Northern Short-tailed Shrew
The short-tailed shrew is one of the most common shrews and most abundant small mammals in its range. It inhabits the eastern United States from southern Canada to Florida, and occurs statewide in Pennsylvania. This shrew is dark slate above and paler below, slightly lighter in summer than in winter. It is the largest and most robust of Pennsylvania shrews. Overall length, 4.1 to 5.2 inches; tail 0.7 to 1.2 inches: weight 0.44 to 0.82 ounces. Short-tailed shrews live in almost all habitats: woods, banks of small streams, tall grass and brush. They frequent the top few inches of soil and leaf litter, digging their own tunnels or using those of mice, voles and other small mammals. They burrow through the snow in winter. Home range is a half-acre to an acre. Active day and night, short-tailed shrews eat insects, worms, snails, salamanders, small snakes, songbirds, mice, voles, other shrews, carrion and vegetable matter. Individuals cache food in small chambers in their burrows.

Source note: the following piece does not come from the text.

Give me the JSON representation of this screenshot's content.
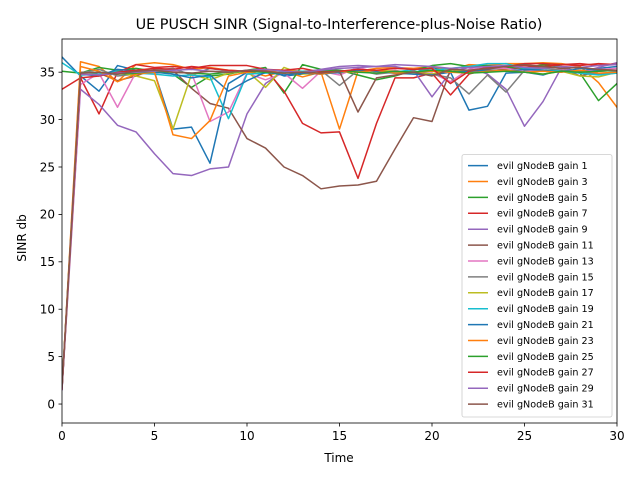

The short-tailed shrew has poor eyesight, a fair sense of smell and keen hearing and touch. It possesses poisonous saliva but lacks an efficient injection system, so the toxin must get into a prey animal through cuts caused by the shrew’s sharp teeth. The toxin slows down or kills warm-blooded prey.
Blarina brevicauda weaves dry plant materials and hairs into two types of nests, a resting nest and a larger mating structure, beneath logs, stumps, rocks and debris. Breeding may begin as early as January; 3 to 10 young (usually 5 to 7) are born 21 days later and are on their own at 25 days of age. Two or three litters may be raised per year. Foxes, dogs, bobcats, cats, skunks, weasels, hawks, owls, shrikes and snakes kill short-tailed shrews. The average lifespan is 18 to 20 months.